Homs, Syria
Homs is Syria's third-largest city, a mid-sized industrial town along the Aleppo-Damascus highway best known for its oil refineries and as the home of Baath University. I watched George W. Bush's inaugural address here last month at the house of my friend Abu Darwish, a programmer who lives in a modest middle-class neighborhood with his wife and three young children, all studying English at their father's insistence. "He loves the USA," his wife told me. The children laughed when she rolled her eyes behind their father's back as he was blowing kisses at Bush's image on TV. She doesn't love America right now and thinks that Bush hates Muslims and Arabs. "No," Abu Darwish argued gently with his wife, "he's talking about freedom for Muslims and Arabs. God bless you, Bush."
Abu Darwish believes that there aren't many Syrians like him, and while it's true his is hardly the mainstream opinion in the last stronghold of Arab nationalism, during my recent trip to Syria I found that there are more like him than he knows.
"The ripple effect that the White House wanted in the Middle East is actually starting to happen," says Ammar Abdulhamid, a Syrian writer and rights activist who has just returned to Damascus after spending the last six months in Washington as a visiting fellow at the Brookings Institution. Since coming back, Abdulhamid has been put under a travel ban by the Syrian government for his sharp criticism of the regime in the Western and Arab
press, and has been repeatedly interrogated by several security branches. Nonetheless, he believes things are beginning to change. "The presence of U.S. forces in the region," he told me, "and the pressure brought to bear on the Syrian regime has begun to create a new political climate."
Syrian president Bashar al-Assad seems to understand this, which is why he is fighting back. The White House, angry that Syria has continued to support Hezbollah and Palestinian terror groups and has done nothing to stem the flow of cash and fighters into Iraq, has used Syria's occupation of Lebanon to flog Damascus. Along with sanctions, tough talk, and threats of military operations, Washington joined with France to support a U.N. Security Council resolution demanding Syria's withdrawal from Lebanon.
Last week, Damascus tested the White House's resolve by assassinating former Lebanese prime minister Rafik Hariri, with a massive car-bomb attack in Beirut on the onetime Syrian ally who had become Lebanon's highest-ranking opposition figure. The next move belongs to Washington, which has already recalled the U.S. ambassador to Syria. If the administration fails to respond forcefully, this will signal to the entire region that it is dangerous to side with an ally who cannot be counted on for protection. Syria has calculated that the Bush White House has neither the troops nor the political credibility to do anything about it.
Perhaps the best way to understand Syria's foreign policy--especially in Iraq and Lebanon right now--is as an expression of the regime's keening anxiety over its own lack of domestic credibility. The most serious taboo in Syrian political discourse is the subject of minorities.

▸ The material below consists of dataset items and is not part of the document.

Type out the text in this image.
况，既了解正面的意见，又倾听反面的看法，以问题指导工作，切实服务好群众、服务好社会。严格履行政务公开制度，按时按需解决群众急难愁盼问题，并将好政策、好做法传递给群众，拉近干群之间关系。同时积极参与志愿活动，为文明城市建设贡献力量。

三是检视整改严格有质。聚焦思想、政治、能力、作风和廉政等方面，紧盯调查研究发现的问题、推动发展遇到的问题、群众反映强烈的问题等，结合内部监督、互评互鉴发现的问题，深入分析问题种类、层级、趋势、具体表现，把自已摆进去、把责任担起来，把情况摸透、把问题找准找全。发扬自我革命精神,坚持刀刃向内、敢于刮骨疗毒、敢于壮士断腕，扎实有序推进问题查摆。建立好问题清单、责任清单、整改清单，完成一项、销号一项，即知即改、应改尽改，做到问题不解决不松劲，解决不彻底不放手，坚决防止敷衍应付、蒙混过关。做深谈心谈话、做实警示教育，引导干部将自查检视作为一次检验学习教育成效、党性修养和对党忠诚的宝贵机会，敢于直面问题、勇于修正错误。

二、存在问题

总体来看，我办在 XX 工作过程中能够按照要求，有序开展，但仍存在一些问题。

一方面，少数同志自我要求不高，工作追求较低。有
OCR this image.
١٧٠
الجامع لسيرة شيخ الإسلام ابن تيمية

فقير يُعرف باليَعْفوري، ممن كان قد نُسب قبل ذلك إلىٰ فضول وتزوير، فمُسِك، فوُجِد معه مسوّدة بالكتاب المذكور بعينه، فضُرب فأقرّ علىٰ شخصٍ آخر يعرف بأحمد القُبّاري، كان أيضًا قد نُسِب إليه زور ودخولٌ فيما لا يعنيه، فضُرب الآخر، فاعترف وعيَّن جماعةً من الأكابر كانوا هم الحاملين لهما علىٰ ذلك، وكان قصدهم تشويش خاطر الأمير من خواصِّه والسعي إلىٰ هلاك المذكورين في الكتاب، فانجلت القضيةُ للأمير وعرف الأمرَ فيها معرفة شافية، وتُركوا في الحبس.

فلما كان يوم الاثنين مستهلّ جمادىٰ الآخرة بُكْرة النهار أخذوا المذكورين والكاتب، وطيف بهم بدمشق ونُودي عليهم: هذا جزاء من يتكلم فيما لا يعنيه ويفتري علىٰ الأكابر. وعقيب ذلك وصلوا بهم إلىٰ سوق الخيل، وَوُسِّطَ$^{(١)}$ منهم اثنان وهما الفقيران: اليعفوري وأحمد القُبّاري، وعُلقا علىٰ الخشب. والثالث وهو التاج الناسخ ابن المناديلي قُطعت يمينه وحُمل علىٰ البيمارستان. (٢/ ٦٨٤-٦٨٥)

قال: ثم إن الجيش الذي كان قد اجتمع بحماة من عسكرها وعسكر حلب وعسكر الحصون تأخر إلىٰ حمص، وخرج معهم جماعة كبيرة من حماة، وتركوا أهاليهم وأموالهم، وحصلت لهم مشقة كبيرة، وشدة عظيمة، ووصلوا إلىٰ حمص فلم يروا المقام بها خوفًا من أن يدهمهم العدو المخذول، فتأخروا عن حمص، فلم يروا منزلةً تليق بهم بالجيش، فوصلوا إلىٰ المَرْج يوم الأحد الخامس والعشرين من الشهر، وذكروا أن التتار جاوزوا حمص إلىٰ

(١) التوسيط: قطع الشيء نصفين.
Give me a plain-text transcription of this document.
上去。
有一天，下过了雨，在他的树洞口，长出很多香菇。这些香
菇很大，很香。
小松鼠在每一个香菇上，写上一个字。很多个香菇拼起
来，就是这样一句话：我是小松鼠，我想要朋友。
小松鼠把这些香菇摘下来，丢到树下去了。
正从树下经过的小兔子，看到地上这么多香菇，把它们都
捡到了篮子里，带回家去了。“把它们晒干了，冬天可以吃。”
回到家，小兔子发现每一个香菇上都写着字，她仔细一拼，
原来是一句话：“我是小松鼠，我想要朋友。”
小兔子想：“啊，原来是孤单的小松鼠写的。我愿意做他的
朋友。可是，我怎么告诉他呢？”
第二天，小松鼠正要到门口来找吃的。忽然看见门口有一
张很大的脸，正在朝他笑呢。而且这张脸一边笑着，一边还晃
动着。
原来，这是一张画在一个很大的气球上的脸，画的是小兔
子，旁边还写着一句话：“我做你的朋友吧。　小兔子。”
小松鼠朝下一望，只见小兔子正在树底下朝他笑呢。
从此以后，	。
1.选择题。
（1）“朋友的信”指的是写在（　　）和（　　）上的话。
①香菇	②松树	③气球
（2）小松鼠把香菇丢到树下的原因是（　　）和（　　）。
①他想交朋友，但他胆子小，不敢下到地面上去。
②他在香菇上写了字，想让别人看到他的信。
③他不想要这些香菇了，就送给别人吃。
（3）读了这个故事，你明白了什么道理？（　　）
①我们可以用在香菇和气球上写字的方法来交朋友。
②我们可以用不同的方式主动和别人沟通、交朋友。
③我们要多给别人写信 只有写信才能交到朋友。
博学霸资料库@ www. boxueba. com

Like Iraq's former Sunni-dominated regime, Syria's ruling cadre is made up of a minority, the Alawites, adherents of a somewhat gnostic variation of Shia Islam. In Syria, the Sunnis are a majority, but to date, many are so taken with the "heroic resistance" to the occupation in Iraq that they have not even noticed how free elections might serve their interests. The idea that Syria's Sunnis might soon put two and two together terrifies the Alawite regime at least as much as the threat of a missile strike.